Speaker Bio: Eugene's relatively short 22+ years in databases took him from Microsoft SQL Server to Google Spanner, Google BigQuery, Snowflake, and, finally, to a Software Architect role at SingleStore. His biggest interests in the RDBMS field have been semi-structured data processing, data replication, distributed query coordination and execution, and, lately, hybrid system architectures that include transactional, analytical and complex event processing in a single database.

Abstract: Data storage formats and also ways a query processor interacts with data structures in different storage tiers is one of the main design areas databases use to add value for customers and become more competitive. In this talk I'll explore SingleStore's proprietary storage formats and indexing techniques. I will also discuss how the data structures are used by the query processor, and illustrate that in many cases indexes and mixed column- and row-centric data representation do not lead to query planning complexity. SingleStore's case is interesting because of the variety of requirements to data storage and access methods, relative maturity and continued investments. SingleStore is a distributed hybrid transactional and analytical database that efficiently supports queries with low, medium and high selectivity, as well as DML with small, sparse and bulk data updates. I'll discuss reasoning for prior design decisions, and report on new unpublished work.

Speaker Bio: Patrick Damme is a postdoc researcher in the DAMS Lab research group at TU Berlin and the BIFOLD in Berlin, Germany. His research interests are centered around database systems, machine learning systems, and techniques for making complex analyses of large data volumes efficient, scalable, and simple. He is one of the main contributors to DAPHNE, an open and extensible system infrastructure for integrated data analysis pipelines, which he started working on in his previous occupation as a postdoc at Graz University of Technology and the co-located Know-Center in Graz, Austria. Patrick received his PhD in computer science from TU Dresden, Germany, where he was a part of the Dresden Database Systems Group.

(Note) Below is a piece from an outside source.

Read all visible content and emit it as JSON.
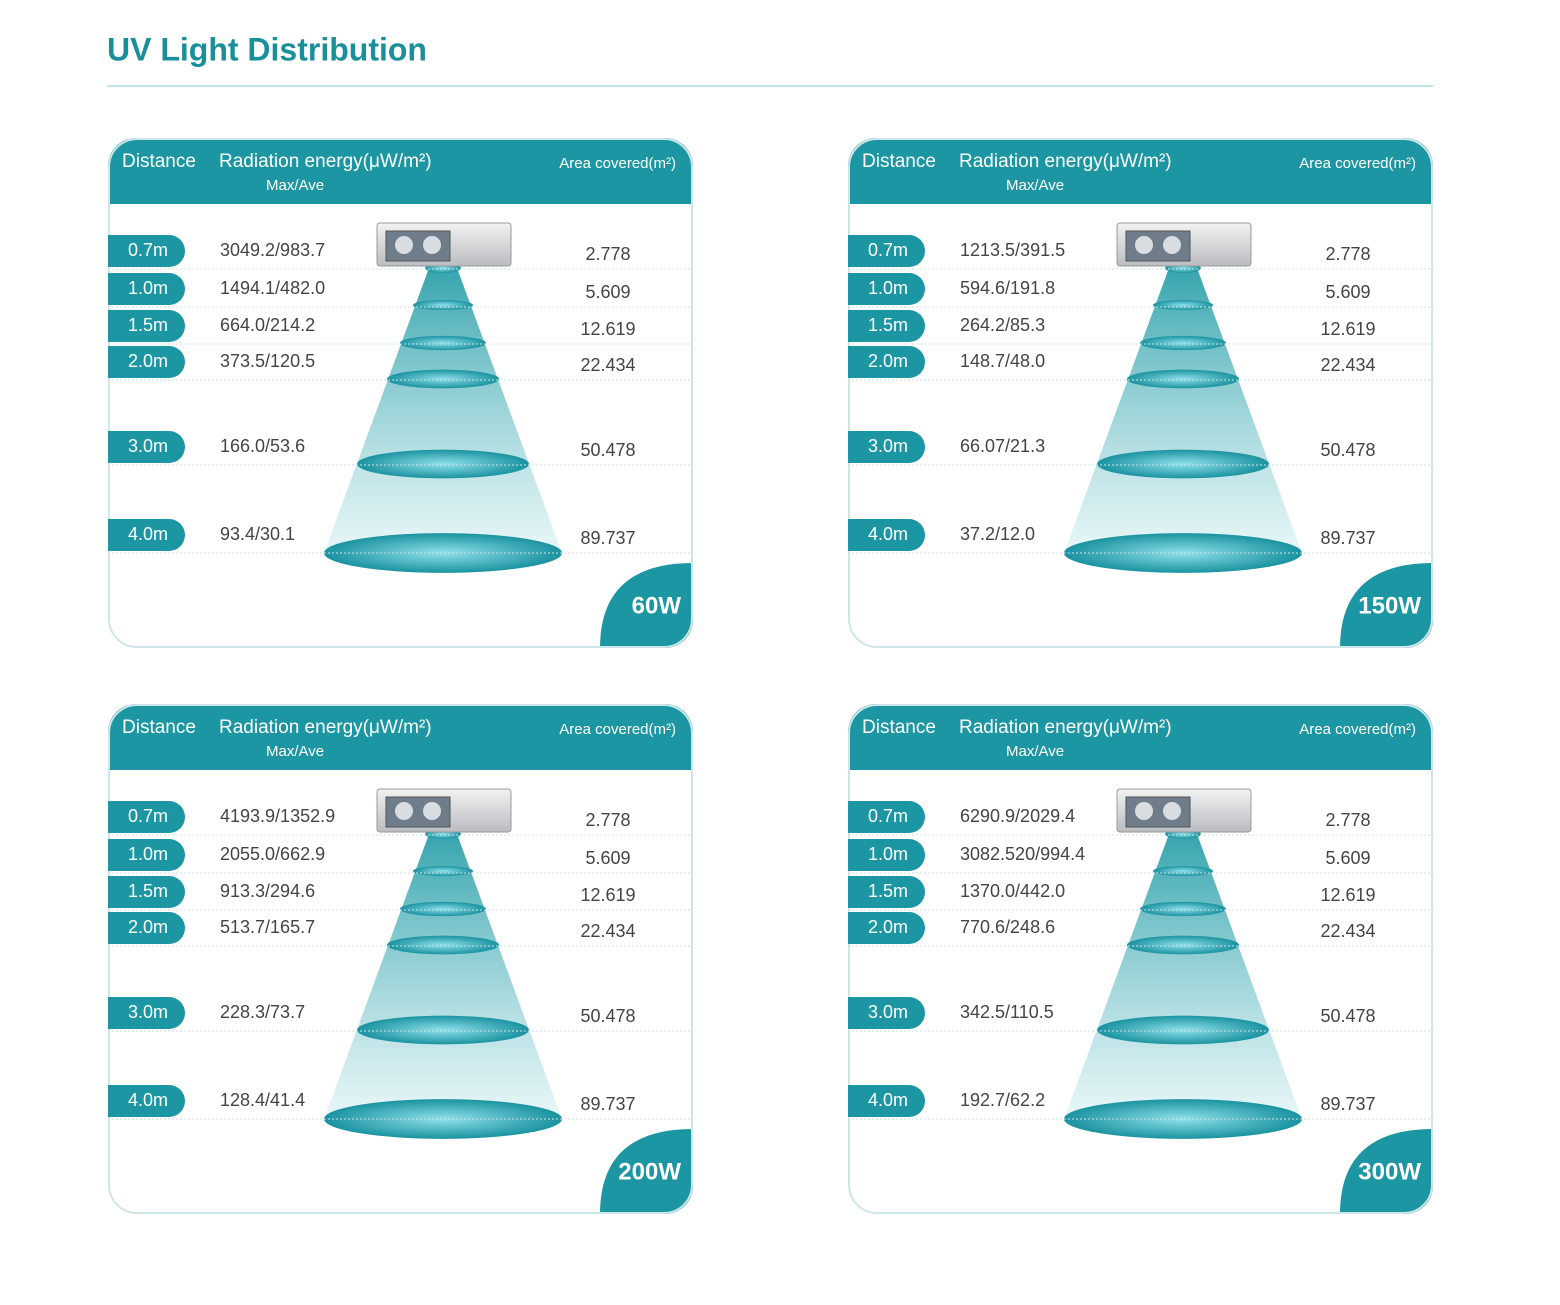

Abstract: Integrated data analysis (IDA) pipelines combining data management and query processing, machine learning, and high-performance computing become increasingly important in practice. Deploying IDA pipelines is cumbersome and quickly leads to overheads and hardware under-utilization due to the suboptimal integration of existing systems. At the same time, today’s hardware challenges lead to increasing specialization in terms of compute and storage devices as well as the data representation, which further complicates the deployment. To address these issues, in the DAPHNE project, we build an open and extensible system infrastructure for IDA pipelines, aiming for increased productivity and performance. End users define IDA pipelines in a domain-specific language offering a unified experience over relational and linear algebra, augmented by high-level data science primitives. Internally, an IDA pipeline runs through an optimizing compiler and is efficiently executed in local or distributed environments exploiting heterogeneous hardware and computational storage. Researchers may easily extend many aspects of DAPHNE including custom data representations, operator kernels, optimizer passes, and runtime schedulers to experiment with new specialized approaches in a full-fledged system. In this talk, I will give an overview of our ongoing work in DAPHNE and on its holistic extensibility in particular.